The snow creaks and groans beneath my feet like an old man without his arthritis medication and whose cane’s been kicked out from under him.
Its cold to breathe, ice burning lungs when the wind rushes in your mouth, like it means to take you over from the inside out.

The bay horse tries to paw my dog again, using his front feet like a mustang, while the ram we
got for free last year—
(just so you know, there is no such thing as a free ram, or a free dog, or even a free plant for that
matter)
The free ram chases the cow in heat around, ignoring the ewes as usual, who chase the ram, who chases the cow that loves the bull that humps the ram that lives in the house that Jack built. (Okay so I need to get out more. Its not the first time my dad has been right.)
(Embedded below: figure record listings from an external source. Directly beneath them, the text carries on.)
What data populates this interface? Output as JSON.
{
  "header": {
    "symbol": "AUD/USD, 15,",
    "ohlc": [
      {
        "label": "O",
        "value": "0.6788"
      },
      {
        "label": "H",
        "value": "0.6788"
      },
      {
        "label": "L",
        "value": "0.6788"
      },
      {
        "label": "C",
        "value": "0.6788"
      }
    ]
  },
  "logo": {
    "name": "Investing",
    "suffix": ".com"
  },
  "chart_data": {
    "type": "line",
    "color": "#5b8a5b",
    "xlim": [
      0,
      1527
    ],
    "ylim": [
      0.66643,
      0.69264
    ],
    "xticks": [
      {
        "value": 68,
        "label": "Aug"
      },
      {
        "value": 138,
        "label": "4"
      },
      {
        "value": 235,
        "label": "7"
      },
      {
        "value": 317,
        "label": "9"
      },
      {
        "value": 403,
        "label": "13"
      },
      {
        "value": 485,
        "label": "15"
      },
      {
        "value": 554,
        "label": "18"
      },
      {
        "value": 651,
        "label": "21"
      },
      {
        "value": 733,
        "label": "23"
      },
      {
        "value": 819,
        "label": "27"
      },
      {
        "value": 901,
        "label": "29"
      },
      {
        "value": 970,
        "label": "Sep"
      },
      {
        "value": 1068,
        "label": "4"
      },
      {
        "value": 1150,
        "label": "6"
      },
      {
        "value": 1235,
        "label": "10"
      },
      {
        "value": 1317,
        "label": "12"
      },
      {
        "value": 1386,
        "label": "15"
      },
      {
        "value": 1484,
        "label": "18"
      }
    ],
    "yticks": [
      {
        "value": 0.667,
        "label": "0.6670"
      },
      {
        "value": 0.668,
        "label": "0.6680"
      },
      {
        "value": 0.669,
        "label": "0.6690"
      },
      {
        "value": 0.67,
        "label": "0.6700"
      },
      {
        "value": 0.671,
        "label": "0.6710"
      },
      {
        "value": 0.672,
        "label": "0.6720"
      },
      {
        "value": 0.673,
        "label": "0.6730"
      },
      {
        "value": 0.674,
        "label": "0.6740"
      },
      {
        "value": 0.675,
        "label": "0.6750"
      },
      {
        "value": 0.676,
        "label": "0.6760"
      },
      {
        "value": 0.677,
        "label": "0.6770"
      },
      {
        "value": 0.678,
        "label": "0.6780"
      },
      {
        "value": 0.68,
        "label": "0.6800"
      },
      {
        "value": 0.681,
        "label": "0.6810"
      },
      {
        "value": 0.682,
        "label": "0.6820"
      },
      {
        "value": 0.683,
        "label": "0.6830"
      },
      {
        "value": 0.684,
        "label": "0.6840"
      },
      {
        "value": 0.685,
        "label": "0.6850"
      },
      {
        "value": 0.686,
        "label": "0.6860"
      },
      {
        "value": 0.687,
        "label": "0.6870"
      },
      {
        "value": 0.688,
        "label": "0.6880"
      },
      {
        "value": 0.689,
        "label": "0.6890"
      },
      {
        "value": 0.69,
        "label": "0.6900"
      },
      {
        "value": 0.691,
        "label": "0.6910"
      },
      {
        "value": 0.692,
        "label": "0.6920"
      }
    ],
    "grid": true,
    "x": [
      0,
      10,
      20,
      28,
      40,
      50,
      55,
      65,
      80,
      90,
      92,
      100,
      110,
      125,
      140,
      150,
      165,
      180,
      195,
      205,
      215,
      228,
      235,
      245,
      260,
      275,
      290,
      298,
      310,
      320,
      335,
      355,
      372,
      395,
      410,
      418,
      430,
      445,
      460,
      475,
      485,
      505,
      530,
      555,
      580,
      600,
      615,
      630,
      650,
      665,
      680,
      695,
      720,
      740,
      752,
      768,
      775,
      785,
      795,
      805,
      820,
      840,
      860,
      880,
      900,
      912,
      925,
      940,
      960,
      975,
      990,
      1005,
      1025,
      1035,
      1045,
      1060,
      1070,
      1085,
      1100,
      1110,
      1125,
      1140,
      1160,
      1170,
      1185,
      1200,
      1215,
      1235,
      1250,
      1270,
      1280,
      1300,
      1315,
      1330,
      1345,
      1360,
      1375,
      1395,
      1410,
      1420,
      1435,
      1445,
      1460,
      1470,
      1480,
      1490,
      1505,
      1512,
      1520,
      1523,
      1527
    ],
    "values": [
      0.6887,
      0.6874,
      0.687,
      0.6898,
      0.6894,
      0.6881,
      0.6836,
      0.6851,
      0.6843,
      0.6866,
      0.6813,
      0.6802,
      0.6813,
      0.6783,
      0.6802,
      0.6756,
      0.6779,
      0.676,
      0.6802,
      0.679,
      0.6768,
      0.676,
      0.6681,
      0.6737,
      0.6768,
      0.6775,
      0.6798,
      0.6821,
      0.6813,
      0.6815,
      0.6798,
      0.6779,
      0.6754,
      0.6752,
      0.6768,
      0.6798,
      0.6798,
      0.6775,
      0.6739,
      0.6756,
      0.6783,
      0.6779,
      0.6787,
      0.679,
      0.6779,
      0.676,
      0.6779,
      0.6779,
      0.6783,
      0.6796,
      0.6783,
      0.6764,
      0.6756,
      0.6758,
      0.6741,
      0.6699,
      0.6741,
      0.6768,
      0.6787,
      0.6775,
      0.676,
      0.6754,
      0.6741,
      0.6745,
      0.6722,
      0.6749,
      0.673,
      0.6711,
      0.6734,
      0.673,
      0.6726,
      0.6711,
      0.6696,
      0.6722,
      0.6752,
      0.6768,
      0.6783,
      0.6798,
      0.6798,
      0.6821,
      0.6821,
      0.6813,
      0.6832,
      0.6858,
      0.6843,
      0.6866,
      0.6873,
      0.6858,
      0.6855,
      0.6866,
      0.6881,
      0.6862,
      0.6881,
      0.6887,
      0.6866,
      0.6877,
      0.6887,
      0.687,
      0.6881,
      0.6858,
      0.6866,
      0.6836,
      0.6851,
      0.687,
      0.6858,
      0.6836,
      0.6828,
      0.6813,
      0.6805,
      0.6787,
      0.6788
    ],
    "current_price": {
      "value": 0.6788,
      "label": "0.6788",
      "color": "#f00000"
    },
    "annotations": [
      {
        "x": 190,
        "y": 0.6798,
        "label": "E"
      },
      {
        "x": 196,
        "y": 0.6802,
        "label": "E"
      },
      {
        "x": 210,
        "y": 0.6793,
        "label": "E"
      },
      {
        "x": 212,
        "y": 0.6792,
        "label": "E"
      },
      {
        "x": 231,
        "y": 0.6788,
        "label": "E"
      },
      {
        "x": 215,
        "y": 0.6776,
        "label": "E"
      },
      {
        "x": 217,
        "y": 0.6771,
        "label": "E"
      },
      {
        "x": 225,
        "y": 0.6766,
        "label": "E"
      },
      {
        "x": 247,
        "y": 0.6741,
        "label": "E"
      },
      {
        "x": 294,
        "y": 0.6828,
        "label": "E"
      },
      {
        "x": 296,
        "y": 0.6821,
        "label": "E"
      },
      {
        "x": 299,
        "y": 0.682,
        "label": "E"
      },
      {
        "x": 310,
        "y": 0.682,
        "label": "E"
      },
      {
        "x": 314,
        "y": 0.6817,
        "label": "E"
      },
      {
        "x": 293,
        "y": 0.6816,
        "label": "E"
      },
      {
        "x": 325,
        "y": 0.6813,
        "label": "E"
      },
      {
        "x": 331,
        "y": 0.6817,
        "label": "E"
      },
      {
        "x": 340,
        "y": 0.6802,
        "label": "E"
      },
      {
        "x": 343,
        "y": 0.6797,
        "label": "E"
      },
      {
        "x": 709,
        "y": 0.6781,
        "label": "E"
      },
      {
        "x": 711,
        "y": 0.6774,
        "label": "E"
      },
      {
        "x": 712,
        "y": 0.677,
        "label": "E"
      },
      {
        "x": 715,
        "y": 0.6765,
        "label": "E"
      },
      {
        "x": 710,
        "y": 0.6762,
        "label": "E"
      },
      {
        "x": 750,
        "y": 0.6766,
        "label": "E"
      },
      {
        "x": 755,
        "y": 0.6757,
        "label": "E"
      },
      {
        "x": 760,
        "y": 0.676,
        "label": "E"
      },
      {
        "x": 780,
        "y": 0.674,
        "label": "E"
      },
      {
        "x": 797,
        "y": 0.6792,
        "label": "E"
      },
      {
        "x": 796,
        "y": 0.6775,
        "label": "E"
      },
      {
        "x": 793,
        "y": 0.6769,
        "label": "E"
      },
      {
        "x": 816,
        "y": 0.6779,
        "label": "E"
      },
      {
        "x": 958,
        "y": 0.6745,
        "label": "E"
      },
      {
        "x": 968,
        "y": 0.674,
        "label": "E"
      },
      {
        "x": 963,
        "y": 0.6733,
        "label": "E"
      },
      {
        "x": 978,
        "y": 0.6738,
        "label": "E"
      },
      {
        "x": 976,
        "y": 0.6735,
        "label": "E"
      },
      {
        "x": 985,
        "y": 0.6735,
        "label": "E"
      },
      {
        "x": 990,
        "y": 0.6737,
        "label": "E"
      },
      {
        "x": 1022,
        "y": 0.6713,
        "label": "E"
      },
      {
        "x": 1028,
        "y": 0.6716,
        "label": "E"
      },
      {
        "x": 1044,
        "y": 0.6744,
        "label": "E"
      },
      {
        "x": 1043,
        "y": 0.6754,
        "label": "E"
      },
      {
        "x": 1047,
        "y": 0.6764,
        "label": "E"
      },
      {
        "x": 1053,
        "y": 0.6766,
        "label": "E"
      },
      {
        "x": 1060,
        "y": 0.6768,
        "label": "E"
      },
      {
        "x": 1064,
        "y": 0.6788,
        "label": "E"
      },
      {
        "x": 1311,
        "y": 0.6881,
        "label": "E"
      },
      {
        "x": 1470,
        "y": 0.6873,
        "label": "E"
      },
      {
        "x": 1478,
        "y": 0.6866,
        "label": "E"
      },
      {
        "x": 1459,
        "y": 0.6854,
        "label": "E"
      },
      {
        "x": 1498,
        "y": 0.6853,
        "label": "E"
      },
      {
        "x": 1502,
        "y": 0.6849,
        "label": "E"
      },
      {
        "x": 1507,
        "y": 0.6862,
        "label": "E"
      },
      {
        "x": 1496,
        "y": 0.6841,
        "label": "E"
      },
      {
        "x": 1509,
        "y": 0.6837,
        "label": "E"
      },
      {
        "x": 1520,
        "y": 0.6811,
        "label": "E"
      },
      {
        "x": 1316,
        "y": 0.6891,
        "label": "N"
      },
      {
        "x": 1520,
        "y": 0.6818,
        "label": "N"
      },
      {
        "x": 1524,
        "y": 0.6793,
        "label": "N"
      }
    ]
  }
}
Ice chunks the size of a boot shift against each other in the stock tank. Curses fall from my mouth like frost, damning the frozen hose and water hydrant.
The wind sucks my breath and all the feeling from my hands as I unscrew the hose from faucet,
ice forming under my fingernails.
The old dog hobble-runs to the car as I wave him over. Too deaf to hear anything lower than a
bull horn, he does good with sign language.
The dogs and I go for coffee while the hose thaws and the ram chases the bull who wants the
cow who… oh never mind. This is all after that.